Last week Bills QB Nathan Peterman scored the first rushing TD against the Bears in 2018. Aside from a hiccup in the Week 6 loss to the Dolphins, the Bears have mostly shut down the run game, allowing less than 75 yards five times and 4.0 yards per rush or less seven times. DE Akiem Hicks and NT Eddie Goldman are winning at the line of scrimmage, and ILBs Roquan Smith and Danny Trevathan (25 combined tackles last week) are cleaning up.
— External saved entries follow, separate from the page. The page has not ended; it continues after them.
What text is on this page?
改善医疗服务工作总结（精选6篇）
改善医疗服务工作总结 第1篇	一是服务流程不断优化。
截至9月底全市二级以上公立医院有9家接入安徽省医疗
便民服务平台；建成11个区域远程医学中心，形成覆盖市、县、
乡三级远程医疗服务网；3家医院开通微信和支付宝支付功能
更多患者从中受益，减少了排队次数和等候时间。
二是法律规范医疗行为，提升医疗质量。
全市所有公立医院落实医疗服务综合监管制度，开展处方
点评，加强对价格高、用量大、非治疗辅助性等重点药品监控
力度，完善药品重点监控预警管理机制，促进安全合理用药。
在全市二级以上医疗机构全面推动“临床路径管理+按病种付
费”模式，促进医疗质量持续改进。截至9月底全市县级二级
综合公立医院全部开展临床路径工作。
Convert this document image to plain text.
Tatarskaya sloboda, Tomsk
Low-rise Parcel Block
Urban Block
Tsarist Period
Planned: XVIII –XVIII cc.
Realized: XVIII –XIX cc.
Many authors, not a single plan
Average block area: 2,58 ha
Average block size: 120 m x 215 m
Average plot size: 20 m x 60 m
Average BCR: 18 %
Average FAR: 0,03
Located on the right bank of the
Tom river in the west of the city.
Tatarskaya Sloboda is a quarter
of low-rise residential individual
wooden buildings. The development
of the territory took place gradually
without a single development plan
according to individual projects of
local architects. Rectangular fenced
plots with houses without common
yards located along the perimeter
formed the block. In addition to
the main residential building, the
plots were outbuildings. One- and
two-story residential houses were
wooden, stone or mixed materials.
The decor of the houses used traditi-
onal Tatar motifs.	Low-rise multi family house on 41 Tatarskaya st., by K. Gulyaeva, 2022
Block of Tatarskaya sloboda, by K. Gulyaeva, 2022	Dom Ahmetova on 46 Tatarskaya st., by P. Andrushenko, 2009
Prior to getting dropped 10 times last week, QB Matthew Stafford had been sacked just 13 times in the first seven games. He dropped back 51 times last week but got off just 36 passes, running for his life five times when he wasn’t sacked. Stafford was hit 17 times in Sunday’s loss to the Vikings, but prior to that had been among the least pressured QBs in the league, and he still has a 96.5 passer rating. In a puzzling move, they traded away leading receiver Golden Tate (44-517-3) to the Eagles. But the cupboard is hardly bare, with Marvin Jones (32-453-5) and big, deep threat Kenny Golladay (33-523-15.3-3). TJ Jones could step into the void created by Tate’s departure.

The Bears dominated Jets rookie Sam Darnold and the Bills’ Nathan Peterman the past two weeks, but they were victimized the two previous weeks by the Dolphins’ Brock Osweiler and New England’s Tom Brady. The Bears are No. 2 in the league in interception percentage, CB Kyle Fuller is tied for the NFL lead with four picks and 10 different players have at least one interception. The pass rush has fallen off since OLB Khalil Mack (ankle) was injured early in Week Six, but they’re still eighth in sack percentage, and Mack could be back this week.

The Lions fired ST coordinator Joe Marciano Monday after repeated struggles in kick coverage, especially punts, where they have allowed an average of 20.6 yards, nearly eight yards more than the next-worst team. Their special teams also drew three penalties on Sunday, giving them 14 for the season. Jamal Agnew, who led the league in punt-return average last year and took two to the house, is likely to miss the remainder of the season with a knee injury he suffered a month ago.

Cohen is fifth in the NFL with a 12.4-yard punt-return average, and he had a 36-yarder last week.

Lions coach Matt Patricia is no slouch — or at least he doesn’t care for the slouching of others, as he pointed out last week during a news conference. But the Lions’ enormous discrepancy in third-quarter scoring is an indication that his halftime adjustments aren’t working.

Matt Nagy’s offense might have taken a step back last week, but his team still won by 32 points and is on pace for its first playoff berth since 2010.

Edge: Bears.

The Bears’ only loss in four home games is to the Patriots. The Lions have lost three of four on the road. If the Bears get Mack and Robinson back, it would give each side of the ball a big boost. Letting Tate go caught his former teammates by surprise and seemed to indicate the Lions may not be all-in this year, an odd move, since they were only a game out of first place in the NFC North.